The colon wall acts as a barrier against intestinal bacteria that has the potential for immunogenic activation when bacteria enter the host systemic circulation. Hemodynamic disturbances may disrupt mucosal intestinal bacteria and the in-host immune system in patients with HF [32]. Recently, higher metabolite levels generated by intestinal microbiota were predictive of higher incidence and poorer prognosis of cardiovascular disease [33] and higher mortality risks in patients with HF [34, 35]. There has been an increasing focus on the potential mechanisms underlying the contribution of intestinal microbiota and other intestinal functions on HF progression. Systemic inflammation via bacterial dysbiosis in gut flora [11] would accelerate the vicious cycle that leads to poor HF prognosis. Cardiac cachexia [36] and LV/RV remodeling [37,38,39] effect prognosis via systemic inflammation. Portal congestion and intestinal edema may create this vicious cycle that leads to poor prognosis via activation of systemic inflammation induced by bacterial dysbiosis in gut flora, through interactions among the intestine, in-host immune system, and right-sided HF. We found that patients with higher PVCI and aCWT had a strong association with poorer clinical outcomes in every subgroup. It implies that intestinal disrupted conditions may have a complementary role in poor clinical outcomes independent of patients’ demographics, concomitant other organ failures, or LV/RV function. However, the question of whether an intestine–heart interaction in patients with HF could be a novel therapeutic target or is simply the result of hemodynamic changes remains unclear. Further investigation is needed to answer this question.

Limitations

This study had some limitations. Because the study involved a small number of patients at a single center, the possibility of some selection bias could not be excluded. Further investigations to validate our results are needed. Although we strictly excluded cases with active gastrointestinal diseases that would affect CWT, the possibility of some interminglement could not be excluded. We enrolled patients with acute decompensated HF. Clinical parameters were obtained under stable conditions as close to discharge, but the HF conditions in the current cohort were not uniform.
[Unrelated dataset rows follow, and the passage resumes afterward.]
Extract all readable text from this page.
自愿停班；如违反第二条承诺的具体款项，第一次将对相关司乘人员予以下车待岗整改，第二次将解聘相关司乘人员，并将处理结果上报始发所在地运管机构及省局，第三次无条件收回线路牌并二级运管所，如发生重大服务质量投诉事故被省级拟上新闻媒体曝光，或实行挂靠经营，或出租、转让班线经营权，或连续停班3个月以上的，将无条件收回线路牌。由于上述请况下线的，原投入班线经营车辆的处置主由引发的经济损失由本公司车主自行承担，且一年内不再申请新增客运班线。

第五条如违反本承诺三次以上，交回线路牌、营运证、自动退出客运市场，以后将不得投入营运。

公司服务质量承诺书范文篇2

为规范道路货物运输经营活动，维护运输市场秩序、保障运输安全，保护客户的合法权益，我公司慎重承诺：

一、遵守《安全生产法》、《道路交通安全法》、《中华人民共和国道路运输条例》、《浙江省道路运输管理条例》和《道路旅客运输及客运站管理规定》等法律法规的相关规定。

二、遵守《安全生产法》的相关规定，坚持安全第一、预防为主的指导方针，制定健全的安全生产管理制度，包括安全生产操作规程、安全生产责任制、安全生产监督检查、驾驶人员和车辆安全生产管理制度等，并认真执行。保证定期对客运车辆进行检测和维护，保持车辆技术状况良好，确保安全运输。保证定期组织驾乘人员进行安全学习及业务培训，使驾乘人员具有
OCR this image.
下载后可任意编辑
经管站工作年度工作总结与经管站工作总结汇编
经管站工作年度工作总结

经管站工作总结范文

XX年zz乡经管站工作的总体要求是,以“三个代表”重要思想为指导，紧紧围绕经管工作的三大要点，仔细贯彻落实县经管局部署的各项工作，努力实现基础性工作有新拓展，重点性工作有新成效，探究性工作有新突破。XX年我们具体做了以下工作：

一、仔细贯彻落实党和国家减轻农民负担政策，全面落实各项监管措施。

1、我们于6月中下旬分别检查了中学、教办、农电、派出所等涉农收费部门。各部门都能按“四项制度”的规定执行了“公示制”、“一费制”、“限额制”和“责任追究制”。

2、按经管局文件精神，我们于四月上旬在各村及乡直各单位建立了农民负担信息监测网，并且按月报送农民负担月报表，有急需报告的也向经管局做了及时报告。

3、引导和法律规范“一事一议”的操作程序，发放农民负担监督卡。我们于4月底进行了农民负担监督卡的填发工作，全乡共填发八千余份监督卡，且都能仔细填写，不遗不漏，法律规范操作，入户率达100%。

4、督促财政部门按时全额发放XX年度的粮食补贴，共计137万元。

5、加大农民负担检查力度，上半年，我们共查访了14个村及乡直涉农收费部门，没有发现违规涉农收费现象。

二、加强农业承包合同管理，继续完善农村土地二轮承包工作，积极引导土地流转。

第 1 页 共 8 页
Thus, our results cannot be applied to all patients with chronic HF. Although we evaluated right-sided cardiac function in only RVEDD, TAPSE, and IVC dimension, more detailed right-sided cardiac parameters should be evaluated in future investigation to evaluate relationships between abdominal condition and right-sided HF. Despite these limitations, our findings suggest associations among hemodynamic/morphological conditions in the intestine, in-host immune activation, cardiac remodeling, and prognosis in patients with acute decompensated HF.

Conclusions

Increased portal congestion and intestinal edema were found to be associated with severe HF symptoms and poor outcomes in hospitalized HF patients, in addition to being associated with higher inflammatory laboratory markers and advanced right-sided cardiac dysfunction. Our findings suggest links among the intestine, in-host immune system, and right-sided HF.